Recent results at supermarkets showed that Tesco reports a 29% increase in pre-tax profit, allowing the group to pay dividends.

“For food retailers, the impact was immediate and potentially disastrous. The risk of panic purchases, serious pressure on supply lines, major safety concerns and the massive absences from work reached a real immediate risk to supermarkets’ ability to nourish the country,” the supermarket said in a statement.

“Every penny of interest relief we received has been spent in response to the pandemic. The latest estimate in the interim results for October was that Covid would cost TescoC this year, £725 million.

“Ten months after the pandemic, our business has proven to be resilient in the most challenging situations. All businesses are affected, but many are significant, but we serve millions of customers every day and uncertainty still exists, but some of the potential risks we face earlier this year are now behind us. We are absolutely committed to doing the right thing by our customers, our colleagues and all our stakeholders.
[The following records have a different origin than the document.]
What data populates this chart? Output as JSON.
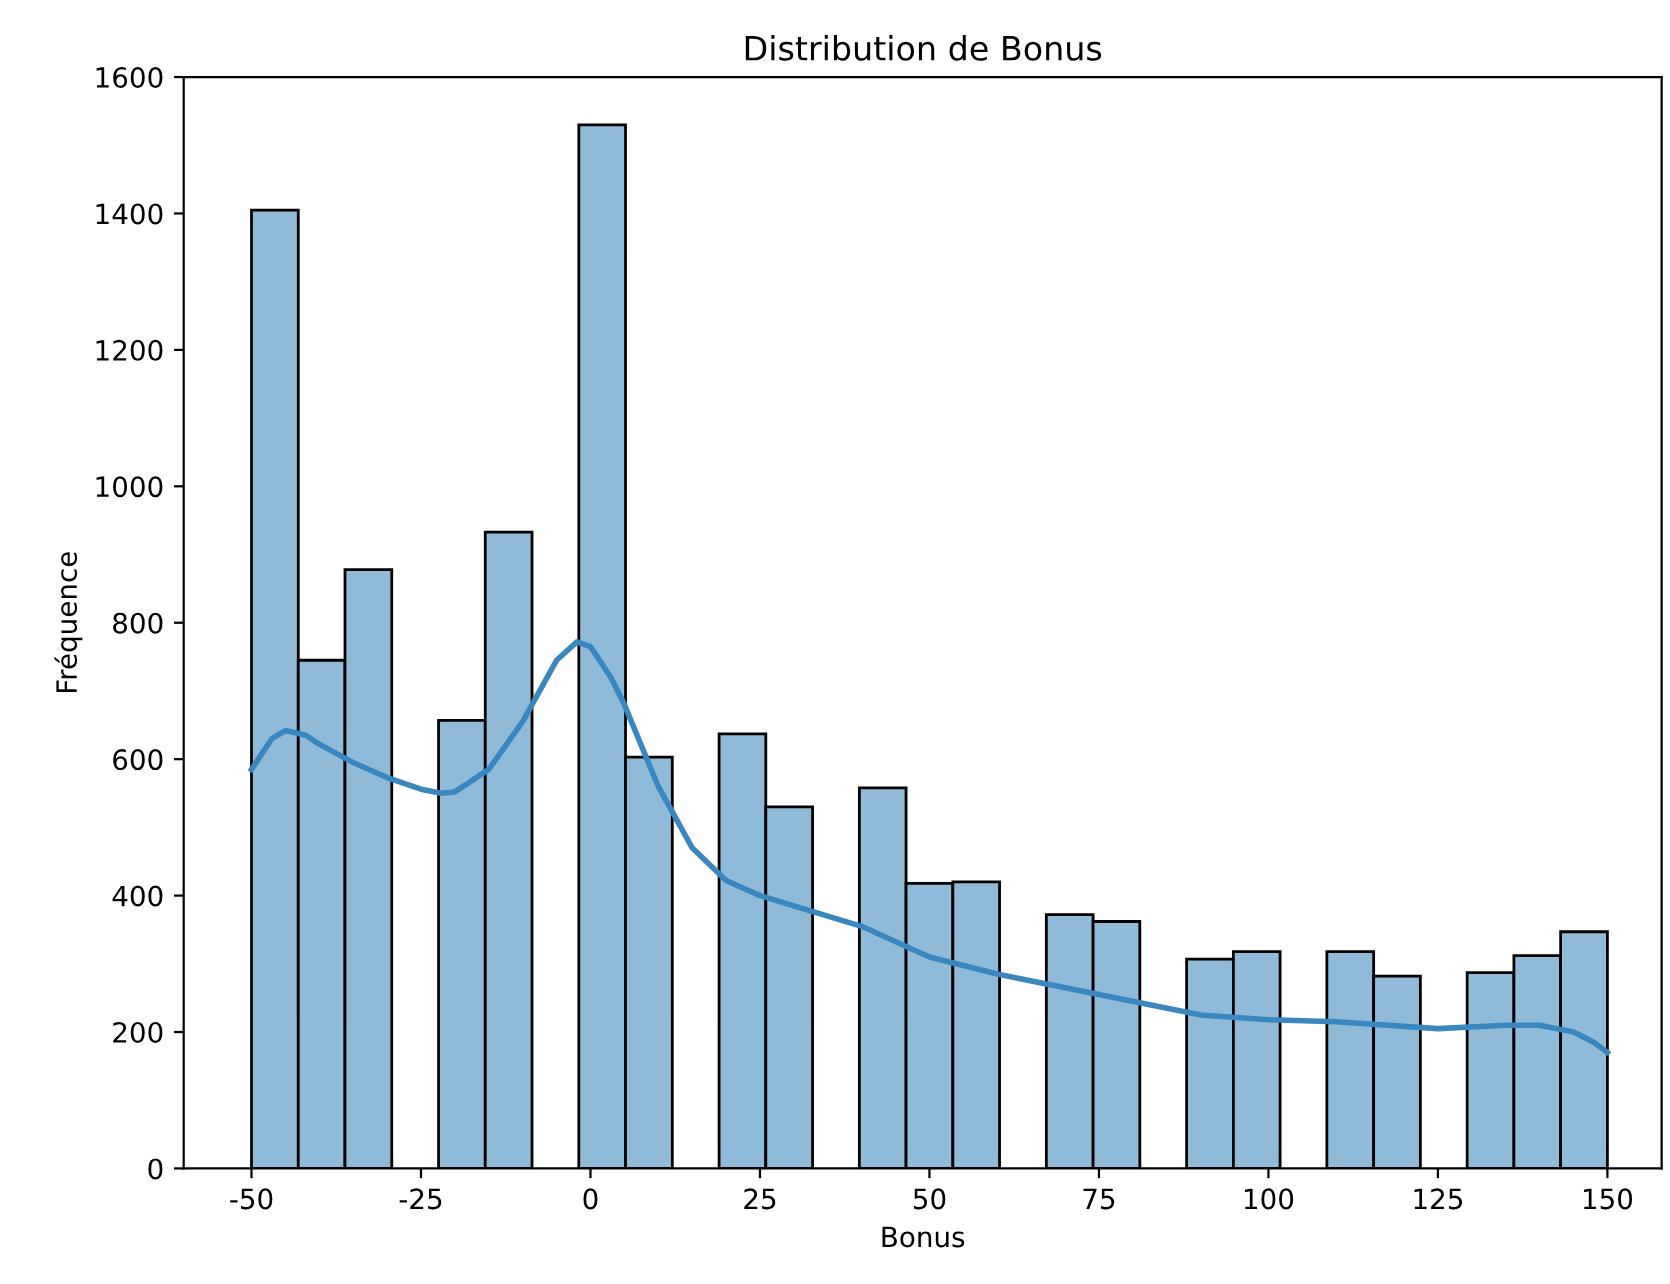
{
  "chart_data": {
    "type": "histogram",
    "title": "Distribution de Bonus",
    "xlabel": "Bonus",
    "ylabel": "Fréquence",
    "series": [
      {
        "color": "#8fbbd9",
        "bins": [
          -50.0,
          -43.1,
          -36.21,
          -29.31,
          -22.41,
          -15.52,
          -8.62,
          -1.72,
          5.17,
          12.07,
          18.97,
          25.86,
          32.76,
          39.66,
          46.55,
          53.45,
          60.34,
          67.24,
          74.14,
          81.03,
          87.93,
          94.83,
          101.72,
          108.62,
          115.52,
          122.41,
          129.31,
          136.21,
          143.1,
          150.0
        ],
        "values": [
          1405,
          745,
          878,
          0,
          657,
          933,
          0,
          1530,
          603,
          0,
          637,
          530,
          0,
          558,
          418,
          420,
          0,
          372,
          362,
          0,
          307,
          318,
          0,
          318,
          282,
          0,
          287,
          312,
          347
        ]
      },
      {
        "type": "line",
        "color": "#3a87c0",
        "x": [
          -50,
          -47,
          -45,
          -42,
          -40,
          -35,
          -30,
          -25,
          -22,
          -20,
          -15,
          -10,
          -5,
          -2,
          0,
          3,
          5,
          10,
          15,
          20,
          25,
          30,
          40,
          50,
          60,
          75,
          90,
          100,
          110,
          125,
          135,
          140,
          145,
          148,
          150
        ],
        "values": [
          585,
          630,
          642,
          635,
          622,
          595,
          573,
          556,
          550,
          552,
          585,
          655,
          745,
          772,
          765,
          720,
          680,
          560,
          470,
          422,
          400,
          385,
          355,
          310,
          285,
          255,
          225,
          218,
          215,
          205,
          210,
          210,
          200,
          185,
          170
        ]
      }
    ],
    "xlim": [
      -60,
      158
    ],
    "xticks": [
      -50,
      -25,
      0,
      25,
      50,
      75,
      100,
      125,
      150
    ],
    "ylim": [
      0,
      1600
    ],
    "yticks": [
      0,
      200,
      400,
      600,
      800,
      1000,
      1200,
      1400,
      1600
    ],
    "grid": false,
    "legend": false
  }
}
“Therefore, we are announcing that we will make the relief of fully received business rates to the public. We will work with the UK government and the mandate government on the best possible means to do so.”

Tesco is the first of the major supermarkets to announce the move and retrieve government support.

“This gesture costs quite a lot of money, so it cannot be dismissed without meaning. It’s possible that the boardroom of the peer group is cursing the movement. After all, unlike Tesco, if they follow suit, they won’t be able to claim brownie points to go first,” explained stockbroker Aji Bell’s Las Kabi.

“Previously, grocery stores had argued that they were entitled to use this tax credit despite being able to operate throughout the pandemic due to all the extra costs they incurred and the pressure they faced in feeding the country. Tesco would argue that today’s decision is not a reflection of a change of mind, but a story of a change in situation when the background is stable,” he added.

Tesco’s shares are trading -1.62% at 225,20 (1149GMT).